Hatem AbdelMowgoud Hassan (IamMowgoud)
Hatem AbdelMowgoud Hassan (IamMowgoud)

Confined and bored, decided to give a this book a read. Lean Analytics is one of the Lean books, a series curated by Eric Ries, founder of the Lean movement and author of The Lean Startup.

“Data is the antidote to delusion.”

- Alistair Croll & Benjamin Yoskovitz

This book is mainly tailored to companies at the startup or the founding phase. It gives a couple of lessons on how to leverage data to be on you side and scale up. It mainly goes through what are the most metrics for different business models throughout different stages.
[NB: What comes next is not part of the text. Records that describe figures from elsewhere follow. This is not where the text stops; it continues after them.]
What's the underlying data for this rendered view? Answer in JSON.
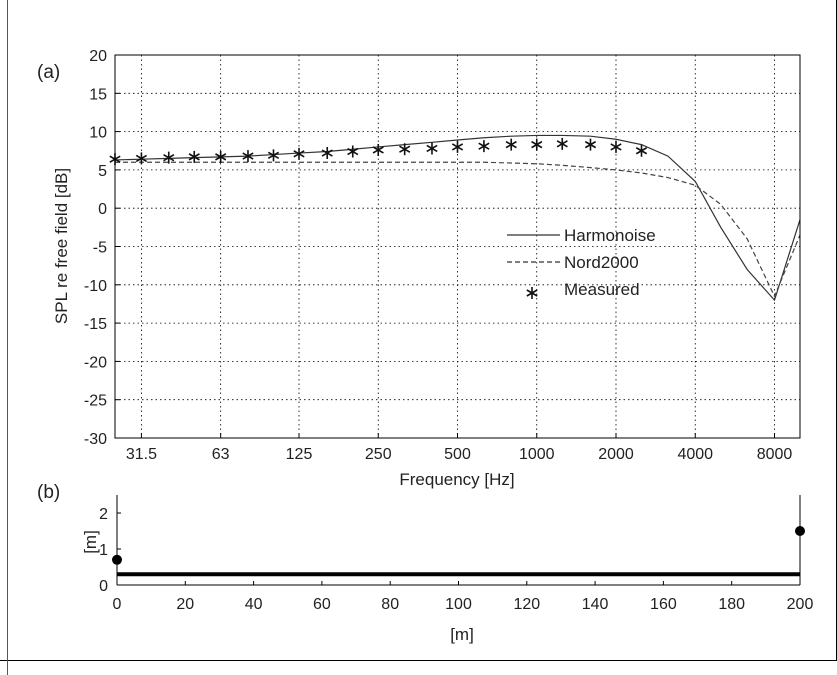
{
  "panel_labels": {
    "a": "(a)",
    "b": "(b)"
  },
  "chart_data": [
    {
      "type": "line",
      "panel": "(a)",
      "xlabel": "Frequency [Hz]",
      "ylabel": "SPL re free field [dB]",
      "x_scale": "log",
      "xlim": [
        25,
        10000
      ],
      "ylim": [
        -30,
        20
      ],
      "x_ticks": [
        31.5,
        63,
        125,
        250,
        500,
        1000,
        2000,
        4000,
        8000
      ],
      "x_tick_labels": [
        "31.5",
        "63",
        "125",
        "250",
        "500",
        "1000",
        "2000",
        "4000",
        "8000"
      ],
      "y_ticks": [
        -30,
        -25,
        -20,
        -15,
        -10,
        -5,
        0,
        5,
        10,
        15,
        20
      ],
      "y_tick_labels": [
        "-30",
        "-25",
        "-20",
        "-15",
        "-10",
        "-5",
        "0",
        "5",
        "10",
        "15",
        "20"
      ],
      "grid": true,
      "legend_position": "center-right",
      "series": [
        {
          "name": "Harmonoise",
          "style": "solid",
          "x": [
            25,
            31.5,
            40,
            50,
            63,
            80,
            100,
            125,
            160,
            200,
            250,
            315,
            400,
            500,
            630,
            800,
            1000,
            1250,
            1600,
            2000,
            2500,
            3150,
            4000,
            5000,
            6300,
            8000,
            10000
          ],
          "y": [
            6.3,
            6.4,
            6.5,
            6.6,
            6.7,
            6.8,
            7.0,
            7.2,
            7.4,
            7.7,
            8.0,
            8.3,
            8.6,
            8.9,
            9.2,
            9.4,
            9.5,
            9.5,
            9.4,
            9.0,
            8.3,
            6.8,
            3.5,
            -2.5,
            -8.0,
            -12.0,
            -1.5
          ]
        },
        {
          "name": "Nord2000",
          "style": "dashed",
          "x": [
            25,
            31.5,
            40,
            50,
            63,
            80,
            100,
            125,
            160,
            200,
            250,
            315,
            400,
            500,
            630,
            800,
            1000,
            1250,
            1600,
            2000,
            2500,
            3150,
            4000,
            5000,
            6300,
            8000,
            10000
          ],
          "y": [
            6.0,
            6.0,
            6.0,
            6.0,
            6.0,
            6.0,
            6.0,
            6.0,
            6.0,
            6.0,
            6.0,
            6.0,
            6.0,
            6.0,
            6.0,
            5.9,
            5.8,
            5.6,
            5.3,
            5.0,
            4.6,
            4.0,
            3.0,
            0.5,
            -4.0,
            -11.5,
            -3.5
          ]
        },
        {
          "name": "Measured",
          "style": "marker-asterisk",
          "x": [
            25,
            31.5,
            40,
            50,
            63,
            80,
            100,
            125,
            160,
            200,
            250,
            315,
            400,
            500,
            630,
            800,
            1000,
            1250,
            1600,
            2000,
            2500
          ],
          "y": [
            6.4,
            6.5,
            6.6,
            6.7,
            6.7,
            6.8,
            6.9,
            7.1,
            7.2,
            7.4,
            7.6,
            7.7,
            7.8,
            8.0,
            8.1,
            8.3,
            8.3,
            8.4,
            8.3,
            8.0,
            7.5
          ]
        }
      ]
    },
    {
      "type": "line",
      "panel": "(b)",
      "xlabel": "[m]",
      "ylabel": "[m]",
      "xlim": [
        0,
        200
      ],
      "ylim": [
        0,
        2.5
      ],
      "x_ticks": [
        0,
        20,
        40,
        60,
        80,
        100,
        120,
        140,
        160,
        180,
        200
      ],
      "x_tick_labels": [
        "0",
        "20",
        "40",
        "60",
        "80",
        "100",
        "120",
        "140",
        "160",
        "180",
        "200"
      ],
      "y_ticks": [
        0,
        1,
        2
      ],
      "y_tick_labels": [
        "0",
        "1",
        "2"
      ],
      "grid": false,
      "ground_level": 0.3,
      "source": {
        "x": 0,
        "y": 0.7
      },
      "receiver": {
        "x": 200,
        "y": 1.5
      }
    }
  ]
}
Not all statistics is useful. Be Data-informed, not data-driven.

This is one of the hardest lessons for anybody working with data professionally. The book explains why data should be the passenger not the driver in your decisions starting a new business. Choosing the right metric and even defining what a “metric” is may sound simple, but it has lots into it.

Choosing the right metric is also highly correlated to your business type. Is it SaaS? e-Commerce, Mobile App, Two-Sided Marketplaces, User-generated Content, or a Media site. The book explains what are the right metrics and their baseline for each of these models.

Focus: Pick one metric and make it actionable.

Although this may sound unproductive but the authors stress on the fact that you should focus only on one, key metric at a time.

Stages: Which data at what time?

The book describes the lifecycle of each company in phases and explains how its data model should transform at each stage. The main phases:

1. Empathy: This is where you connect with other people to determine a real problem that they have, which you can solve.

2. Stickiness: Where you figure out how to efficiently solve that problem in a way that people would be happy to pay for.

3. Virality: Here you build product features that keep people coming back and referring friends to make the product itself better.

4. Revenue: That’s when you start growing, expanding, and making sure you’re profitable. Scale. When your company tries to enter new markets and starts hiring a lot, you know you’re scaling up.

Personally I think this book is highly valuable if you are starting an online business. The agility of measuring, creating, and switching metrics is a luxury only Internet business posses. Honestly, while all of the advice in the book can be extremely helpful, they render themself impractical in a corporate or enterprise environment.